Vorausgesetzt, die acht Stunden Dienst bestanden aus einem gesunden Büroschlaf, der Bereitschaftsdienst gehörte zur virtuellen Stufe Null und man vertraut dem Inhalt dieser Pressemitteilung des Uniklinikums Dresden mit dem Titel Nachtdienst hat kaum Einfluss auf Leistungsfähigkeit der Ärzte.
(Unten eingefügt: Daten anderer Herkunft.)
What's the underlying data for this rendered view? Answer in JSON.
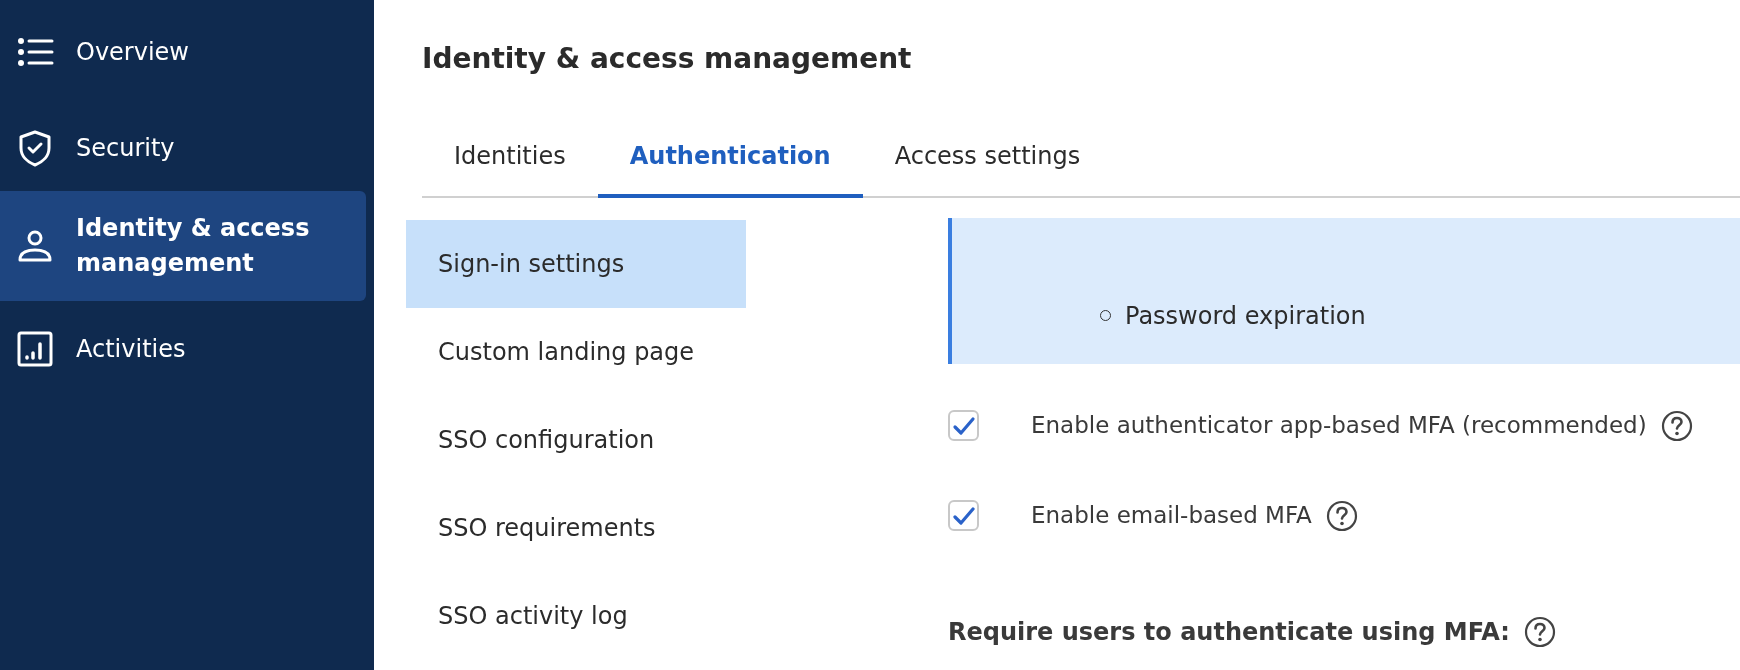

"Die Untersuchung sollte klären, ob Ärzte künftig nur noch jeweils einen Tag- oder Nachtdienst leisten sollten, oder ob es vertretbar ist, an den nächtlichen Dienst einen Arbeitstag anzuhängen", erläuterte darin der Studienleiter, der damit den Eindruck erweckt, dass er zwar neben der Richtlinie der EU zur Arbeitszeit, dem Arbeitszeitgesetz und den Tarifverträgen zwischen dem Marburger Bund und dem Uniklinikum oder dem Land Sachsen steht, die so etwas gar nicht zulassen, aber voll in der Wirklichkeit vieler Kliniken.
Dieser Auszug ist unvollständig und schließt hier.